The investment bank said on Monday that “generative” AI systems such as ChatGPT, which can create content that is indistinguishable from human output, could spark a productivity boom that would eventually raise annual global gross domestic product by 7 percent over a 10-year period.

But if the technology lived up to its promise, it would also bring “significant disruption” to the labor market, exposing the equivalent of 300 million full-time workers across big economies to automation, according to Joseph Briggs and Devesh Kodnani, the paper’s authors. Lawyers and administrative staff would be among those at greatest risk of becoming redundant.

They calculate that roughly two-thirds of jobs in the US and Europe are exposed to some degree of AI automation, based on data on the tasks typically performed in thousands of occupations.

Most people would see less than half of their workload automated and would probably continue in their jobs, with some of their time freed up for more productive activities.

In the US, this should apply to 63 percent of the workforce, they calculated. A further 30 percent working in physical or outdoor jobs would be unaffected, although their work might be susceptible to other forms of automation.

But about 7 percent of US workers are in jobs where at least half of their tasks could be done by generative AI and are vulnerable to replacement.

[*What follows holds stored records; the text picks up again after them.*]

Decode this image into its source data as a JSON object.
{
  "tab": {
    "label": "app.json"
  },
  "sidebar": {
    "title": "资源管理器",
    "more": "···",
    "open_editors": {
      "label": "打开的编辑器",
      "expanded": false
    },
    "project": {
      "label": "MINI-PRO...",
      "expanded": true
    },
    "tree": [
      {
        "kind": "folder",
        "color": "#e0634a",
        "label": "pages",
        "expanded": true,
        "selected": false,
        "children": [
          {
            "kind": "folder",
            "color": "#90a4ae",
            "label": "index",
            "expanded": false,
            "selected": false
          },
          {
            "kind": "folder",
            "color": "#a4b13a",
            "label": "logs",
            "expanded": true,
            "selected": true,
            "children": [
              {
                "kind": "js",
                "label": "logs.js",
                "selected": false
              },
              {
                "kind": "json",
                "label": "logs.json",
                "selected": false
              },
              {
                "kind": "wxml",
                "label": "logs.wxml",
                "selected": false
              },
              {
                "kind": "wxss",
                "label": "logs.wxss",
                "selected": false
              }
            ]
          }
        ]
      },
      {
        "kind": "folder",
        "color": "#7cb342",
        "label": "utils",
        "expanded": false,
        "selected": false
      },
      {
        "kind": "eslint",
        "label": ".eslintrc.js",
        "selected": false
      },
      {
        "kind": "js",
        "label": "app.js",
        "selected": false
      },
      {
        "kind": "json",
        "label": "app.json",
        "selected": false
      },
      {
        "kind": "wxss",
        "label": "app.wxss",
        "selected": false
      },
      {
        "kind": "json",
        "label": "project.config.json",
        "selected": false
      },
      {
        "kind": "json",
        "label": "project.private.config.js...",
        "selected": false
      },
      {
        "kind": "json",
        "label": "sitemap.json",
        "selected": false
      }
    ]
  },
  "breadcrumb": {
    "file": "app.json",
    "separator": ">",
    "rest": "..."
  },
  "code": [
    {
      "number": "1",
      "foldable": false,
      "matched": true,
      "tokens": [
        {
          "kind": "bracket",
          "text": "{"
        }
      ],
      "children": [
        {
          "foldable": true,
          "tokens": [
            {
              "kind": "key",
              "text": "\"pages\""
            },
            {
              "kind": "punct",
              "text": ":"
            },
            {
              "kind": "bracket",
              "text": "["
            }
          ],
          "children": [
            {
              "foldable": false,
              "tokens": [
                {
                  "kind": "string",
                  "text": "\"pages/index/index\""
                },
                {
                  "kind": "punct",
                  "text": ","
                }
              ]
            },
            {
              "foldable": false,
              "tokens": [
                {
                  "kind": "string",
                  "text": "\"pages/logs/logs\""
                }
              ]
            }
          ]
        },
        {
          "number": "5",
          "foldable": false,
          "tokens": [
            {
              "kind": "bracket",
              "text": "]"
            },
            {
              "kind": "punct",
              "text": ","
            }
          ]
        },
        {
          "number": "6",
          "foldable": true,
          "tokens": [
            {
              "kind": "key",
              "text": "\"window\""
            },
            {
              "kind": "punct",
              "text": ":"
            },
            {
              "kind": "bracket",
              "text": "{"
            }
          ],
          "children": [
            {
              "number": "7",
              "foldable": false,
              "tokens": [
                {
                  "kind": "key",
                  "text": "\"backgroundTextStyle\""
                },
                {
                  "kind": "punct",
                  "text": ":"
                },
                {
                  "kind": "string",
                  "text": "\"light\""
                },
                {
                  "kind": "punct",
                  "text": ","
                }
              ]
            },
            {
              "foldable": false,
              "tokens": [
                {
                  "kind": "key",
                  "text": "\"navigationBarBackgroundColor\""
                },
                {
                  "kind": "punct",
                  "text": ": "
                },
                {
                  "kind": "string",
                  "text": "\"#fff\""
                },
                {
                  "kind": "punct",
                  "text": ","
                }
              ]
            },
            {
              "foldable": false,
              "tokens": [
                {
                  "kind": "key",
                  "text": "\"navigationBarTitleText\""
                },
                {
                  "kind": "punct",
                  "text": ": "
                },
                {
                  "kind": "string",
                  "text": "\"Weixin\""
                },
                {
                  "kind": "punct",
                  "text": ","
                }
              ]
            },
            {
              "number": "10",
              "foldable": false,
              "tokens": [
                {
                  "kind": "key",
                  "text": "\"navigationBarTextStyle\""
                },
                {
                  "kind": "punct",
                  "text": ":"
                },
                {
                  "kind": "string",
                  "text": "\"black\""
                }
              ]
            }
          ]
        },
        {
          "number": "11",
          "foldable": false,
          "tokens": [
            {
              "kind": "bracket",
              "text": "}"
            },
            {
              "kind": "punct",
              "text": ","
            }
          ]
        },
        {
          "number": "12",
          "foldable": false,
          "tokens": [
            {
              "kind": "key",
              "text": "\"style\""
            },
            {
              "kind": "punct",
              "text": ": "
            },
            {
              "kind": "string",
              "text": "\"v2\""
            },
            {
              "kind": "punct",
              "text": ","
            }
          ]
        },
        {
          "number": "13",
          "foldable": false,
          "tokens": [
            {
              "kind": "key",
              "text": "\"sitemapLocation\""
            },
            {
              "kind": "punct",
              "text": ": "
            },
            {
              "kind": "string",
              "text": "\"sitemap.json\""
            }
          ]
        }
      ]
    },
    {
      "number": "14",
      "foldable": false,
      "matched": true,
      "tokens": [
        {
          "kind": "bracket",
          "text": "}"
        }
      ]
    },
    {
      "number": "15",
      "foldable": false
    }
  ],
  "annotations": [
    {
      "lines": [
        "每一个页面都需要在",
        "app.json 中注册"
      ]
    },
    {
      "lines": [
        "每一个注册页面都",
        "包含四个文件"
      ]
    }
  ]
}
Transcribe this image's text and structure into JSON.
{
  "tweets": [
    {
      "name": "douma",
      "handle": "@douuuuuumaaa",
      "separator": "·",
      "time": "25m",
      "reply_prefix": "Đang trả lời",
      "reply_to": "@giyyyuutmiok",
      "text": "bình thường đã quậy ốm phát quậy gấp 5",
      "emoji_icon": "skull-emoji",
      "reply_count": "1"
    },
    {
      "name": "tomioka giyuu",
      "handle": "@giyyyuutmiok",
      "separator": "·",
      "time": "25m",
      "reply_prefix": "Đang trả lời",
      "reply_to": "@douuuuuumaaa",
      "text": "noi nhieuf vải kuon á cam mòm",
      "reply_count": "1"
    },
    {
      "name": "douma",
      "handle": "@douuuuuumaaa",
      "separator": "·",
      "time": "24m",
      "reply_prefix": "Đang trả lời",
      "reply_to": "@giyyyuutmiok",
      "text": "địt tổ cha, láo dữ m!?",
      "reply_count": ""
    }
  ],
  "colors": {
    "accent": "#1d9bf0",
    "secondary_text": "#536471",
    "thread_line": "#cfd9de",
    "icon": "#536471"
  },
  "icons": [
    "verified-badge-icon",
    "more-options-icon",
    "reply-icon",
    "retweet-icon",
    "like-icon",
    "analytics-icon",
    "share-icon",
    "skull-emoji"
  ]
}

Goldman said its research pointed to a similar impact in Europe. At a global level, since manual jobs are a bigger share of employment in the developing world, it estimates about a fifth of work could be done by AI—or about 300 million full-time jobs across big economies.

The report will stoke debate over the potential of AI technologies both to revive the rich world’s flagging productivity growth and to create a new class of dispossessed white-collar workers, who risk suffering a similar fate to that of manufacturing workers in the 1980s.

Goldman’s estimates of the impact are more conservative than those of some academic studies, which included the effects of a wider range of related technologies.

A paper published last week by OpenAI, the creator of GPT-4, found that 80 percent of the US workforce could see at least 10 percent of their tasks performed by generative AI, based on analysis by human researchers and the company’s machine large language model (LLM).

Europol, the law enforcement agency, also warned this week that rapid advances in generative AI could aid online fraudsters and cyber criminals, so that “dark LLMs…  may become a key criminal business model of the future.”

Goldman said that if corporate investment in AI continued to grow at a similar pace to software investment in the 1990s, US investment alone could approach 1 percent of US GDP by 2030.

The Goldman estimates are based on an analysis of US and European data on the tasks typically performed in thousands of different occupations. The researchers assumed that AI would be capable of tasks such as completing tax returns for a small business; evaluating a complex insurance claim; or documenting the results of a crime scene investigation.

They did not envisage AI being adopted for more sensitive tasks such as making a court ruling, checking the status of a patient in critical care, or studying international tax laws.